Alorica and Crescendo have partnered to embed AI-native capabilities directly into live customer engagement workflows, signalling a shift away from bolt-on AI solutions toward platforms designed from the ground up for agentic assistance. This move reflects a broader industry recognition that traditional CX stacks—where AI operates as a supplementary layer atop legacy systems—create friction rather than fluency. By integrating AI natively into their engagement infrastructure, the partnership positions itself to handle real-time customer interactions with reduced latency and fewer handoff failures, the operational bottlenecks that have plagued hybrid human-AI models. For teams already managing multiple point solutions, this raises a critical question: does the consolidation of AI and engagement into a single platform justify the migration cost, or does it simply trade integration complexity for vendor lock-in risk?

The strategic implication extends beyond operational efficiency. Alorica's scale as a BPO combined with Crescendo's AI-native architecture creates a reference implementation that larger enterprises will scrutinise closely—particularly those invested in Salesforce Agentforce or similar agentic platforms. If this partnership demonstrates measurable improvements in first-contact resolution, customer satisfaction, or agent productivity, it will accelerate pressure on incumbent CX vendors to move beyond conversational AI into true agentic workflows. The question becomes whether this represents genuine innovation or simply the inevitable maturation of AI-augmented support, where the distinction between "AI-native" and "well-integrated" collapses under real-world performance metrics.

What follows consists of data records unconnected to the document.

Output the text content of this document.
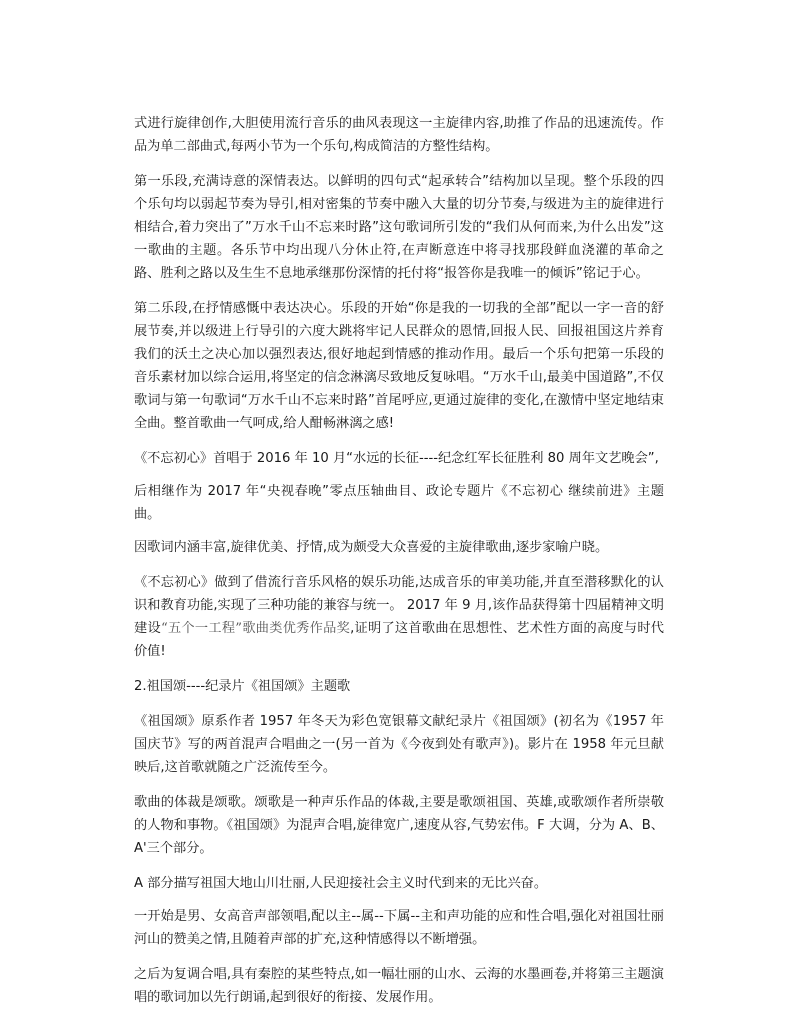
式进行旋律创作,大胆使用流行音乐的曲风表现这一主旋律内容,助推了作品的迅速流传。作品为单二部曲式,每两小节为一个乐句,构成简洁的方整性结构。

第一乐段,充满诗意的深情表达。以鲜明的四句式“起承转合”结构加以呈现。整个乐段的四个乐句均以弱起节奏为导引,相对密集的节奏中融入大量的切分节奏,与级进为主的旋律进行相结合,着力突出了”万水千山不忘来时路”这句歌词所引发的“我们从何而来,为什么出发”这一歌曲的主题。各乐节中均出现八分休止符,在声断意连中将寻找那段鲜血浇灌的革命之路、胜利之路以及生生不息地承继那份深情的托付将“报答你是我唯一的倾诉”铭记于心。

第二乐段,在抒情感慨中表达决心。乐段的开始“你是我的一切我的全部”配以一字一音的舒展节奏,并以级进上行导引的六度大跳将牢记人民群众的恩情,回报人民、回报祖国这片养育我们的沃土之决心加以强烈表达,很好地起到情感的推动作用。最后一个乐句把第一乐段的音乐素材加以综合运用,将坚定的信念淋漓尽致地反复咏唱。“万水千山,最美中国道路”,不仅歌词与第一句歌词“万水千山不忘来时路”首尾呼应,更通过旋律的变化,在激情中坚定地结束全曲。整首歌曲一气呵成,给人酣畅淋漓之感!

《不忘初心》首唱于 2016 年 10 月“水远的长征----纪念红军长征胜利 80 周年文艺晚会”,

后相继作为 2017 年“央视春晚”零点压轴曲目、政论专题片《不忘初心 继续前进》主题曲。

因歌词内涵丰富,旋律优美、抒情,成为颇受大众喜爱的主旋律歌曲,逐步家喻户晓。

《不忘初心》做到了借流行音乐风格的娱乐功能,达成音乐的审美功能,并直至潜移默化的认识和教育功能,实现了三种功能的兼容与统一。 2017 年 9 月,该作品获得第十四届精神文明建设“五个一工程”歌曲类优秀作品奖,证明了这首歌曲在思想性、艺术性方面的高度与时代价值!

2.祖国颂----纪录片《祖国颂》主题歌

《祖国颂》原系作者 1957 年冬天为彩色宽银幕文献纪录片《祖国颂》(初名为《1957 年国庆节》写的两首混声合唱曲之一(另一首为《今夜到处有歌声》)。影片在 1958 年元旦献映后,这首歌就随之广泛流传至今。

歌曲的体裁是颂歌。颂歌是一种声乐作品的体裁,主要是歌颂祖国、英雄,或歌颂作者所崇敬的人物和事物。《祖国颂》为混声合唱,旋律宽广,速度从容,气势宏伟。F 大调，分为 A、B、A'三个部分。

A 部分描写祖国大地山川壮丽,人民迎接社会主义时代到来的无比兴奋。

一开始是男、女高音声部领唱,配以主--属--下属--主和声功能的应和性合唱,强化对祖国壮丽河山的赞美之情,且随着声部的扩充,这种情感得以不断增强。

之后为复调合唱,具有秦腔的某些特点,如一幅壮丽的山水、云海的水墨画卷,并将第三主题演唱的歌词加以先行朗诵,起到很好的衔接、发展作用。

What remains unresolved is whether AI-native architecture actually solves the human-AI collaboration problem or merely optimises for speed at the expense of control. CX leaders should examine whether Alorica's implementation addresses the persistent challenge of agent override rates, customer escalation patterns, and the quality degradation that occurs when AI systems operate without sufficient human oversight—metrics that rarely feature in vendor announcements but determine whether these platforms deliver sustainable value.